ROBINSON v. NATIONAL STOCK-YARD CO.

Circuit Court, S. D. New York.

June 7, 1882.

1. JURISDICTION—FOREIGN CORPORATION—SERVICE OF PROCESS ON.

A foreign corporation may exercise its franchises and transact business within the state upon such conditions as the laws of the state may impose, and may consent to be “found” within the state, within the meaning of the Revised Statutes, § 739.

2. SAME.

The question whether a party has been properly served with process or not, or whether he has waived his personal privilege, is not a question of pleading, but one of practice, and it cannot be raised by demurrer.

Emott, Burnett & Kidder, for complainant.

Abbett & Fuller, for defendant.

WALLACE, C. J. The defendant demurs to the complaint, and, pursuant to the Code of Procedure of this state, alleges as the ground of demurrer “that it appears upon the face of the complaint that the court has not any jurisdiction of the person of the defendant.” The point sought to be presented, however, is that the defendant has not been properly served with process, in that the law of congress has been disregarded which provides that no civil suit shall be brought in any circuit court of the United States, “against an inhabitant of the United States, by any original process in any other district than that of which he is an inhabitant, or in which he is found at the time of serving the writ.” Rev. St. § 739.

The complaint avers that the defendant is a corporation organized and existing under the laws of the state of New Jersey, and is a citizen of that state. Upon this averment the defendant insists that it is to be presumed not only that the defendant is not an inhabitant of this judicial district, but also that it was not found here when the writ was served.

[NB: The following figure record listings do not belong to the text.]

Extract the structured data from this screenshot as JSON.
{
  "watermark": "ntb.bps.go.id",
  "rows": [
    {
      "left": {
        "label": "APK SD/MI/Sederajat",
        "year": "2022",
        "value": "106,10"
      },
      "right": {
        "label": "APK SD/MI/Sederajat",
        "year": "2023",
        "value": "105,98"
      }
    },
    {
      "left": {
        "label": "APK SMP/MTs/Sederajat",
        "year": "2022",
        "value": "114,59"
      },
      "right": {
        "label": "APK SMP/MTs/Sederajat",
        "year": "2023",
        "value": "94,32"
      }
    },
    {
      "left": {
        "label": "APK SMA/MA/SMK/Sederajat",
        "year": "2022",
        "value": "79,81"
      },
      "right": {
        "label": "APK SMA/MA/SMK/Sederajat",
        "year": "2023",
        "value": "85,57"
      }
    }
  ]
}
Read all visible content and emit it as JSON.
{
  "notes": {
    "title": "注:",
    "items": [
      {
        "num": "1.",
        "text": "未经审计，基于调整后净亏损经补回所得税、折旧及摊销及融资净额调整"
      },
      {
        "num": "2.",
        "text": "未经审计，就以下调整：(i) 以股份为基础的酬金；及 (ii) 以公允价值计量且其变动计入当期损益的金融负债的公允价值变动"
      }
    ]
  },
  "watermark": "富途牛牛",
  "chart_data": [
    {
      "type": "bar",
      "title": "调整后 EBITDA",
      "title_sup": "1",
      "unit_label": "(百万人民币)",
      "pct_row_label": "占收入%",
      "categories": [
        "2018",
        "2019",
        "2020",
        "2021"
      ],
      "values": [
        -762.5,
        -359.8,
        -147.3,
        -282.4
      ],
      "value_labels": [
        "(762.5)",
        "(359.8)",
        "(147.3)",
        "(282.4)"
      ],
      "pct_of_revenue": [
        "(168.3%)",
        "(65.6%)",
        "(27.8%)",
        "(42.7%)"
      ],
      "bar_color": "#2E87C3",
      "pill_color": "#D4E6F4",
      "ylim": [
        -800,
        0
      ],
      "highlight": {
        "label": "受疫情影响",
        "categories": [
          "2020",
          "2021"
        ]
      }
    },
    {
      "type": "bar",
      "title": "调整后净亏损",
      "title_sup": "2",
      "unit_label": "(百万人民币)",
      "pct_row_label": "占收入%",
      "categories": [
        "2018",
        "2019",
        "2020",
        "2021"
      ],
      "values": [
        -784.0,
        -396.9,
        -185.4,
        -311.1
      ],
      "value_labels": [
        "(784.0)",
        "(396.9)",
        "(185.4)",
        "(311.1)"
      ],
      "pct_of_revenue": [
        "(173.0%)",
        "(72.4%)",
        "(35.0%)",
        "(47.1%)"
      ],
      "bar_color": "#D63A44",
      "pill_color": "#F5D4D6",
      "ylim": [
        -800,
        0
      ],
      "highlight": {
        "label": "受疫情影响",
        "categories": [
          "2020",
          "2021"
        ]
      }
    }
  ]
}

The demurrer is untenable for two reasons: First, no such presumption can be legitimately indulged. Although a corporation of another state cannot immigrate to this state it may exercise its franchises and transact business here upon such conditions as the laws 362 of this state may impose. It may consent to be “found” here for the purpose of being sued, within the meaning of the act of congress. Railroad Co. v. Harris, 12 Wall. 65; Ex parte Schollenberger, 96 U. S. 369. The presumption that a corporation cannot be found out of the state which created it, is no more cogent than that an individual is not to be found out of the state of which he is an inhabitant; and no one has ever supposed such a presumption obtains when an individual is the party. Secondly, the point sought to be raised cannot be presented by a demurrer. The statute in question does not affect the general jurisdiction of the court. It confers a personal exemption or privilege upon a defendant which can be waived and is waived by a general appearance in the action. Irvine v. Lowry, 14 Pet. 296; Flanders v. Ins. Co. 3 Mason, 158; Kitchen v. Strowbridge, 4 Wash. C. C. 84; Kelsey v. Pennsylvania R. Co. 14 Blatchf. 89. How can it be ascertained on demurrer whether the party has been properly served with process or not, or whether the personal privilege has been waived? It is not the office of a complaint to exhibit the proceedings which have caused the defendant's appearance in the action. The complaint treats the defendant as present in court, and exhibits the issue between the parties. How the defendant came there is an extraneous matter. If the person selected as a defendant is one who is not subject to the jurisdiction of the court, and this is apparent upon the pleading, the objection may be reached by demurrer. If a party is subject to the jurisdiction it may be that jurisdiction has not been properly acquired; but this would present a question, not of pleading, but one of practice. The precise question was ruled in Nones v. Hope Mut. Life Ins. Co. 5 How. Pr. 96, where it was held that the defendant could not raise by a demurrer under the Code, upon the ground assigned here, the question whether he had been properly served with process.

This defendant is subject to the jurisdiction of the court. If the writ was irregularly served there was an adequate remedy by a motion to quash.

Judgment is ordered for plaintiff. Leave is granted the defendant to answer within 20 days upon payment of costs of the demurrer.

See Anderson v. Shaffer, 10 FED. REP. 266, and Lovejoy v. Hartford Ins. Co. 11 FED. REP., note, 69.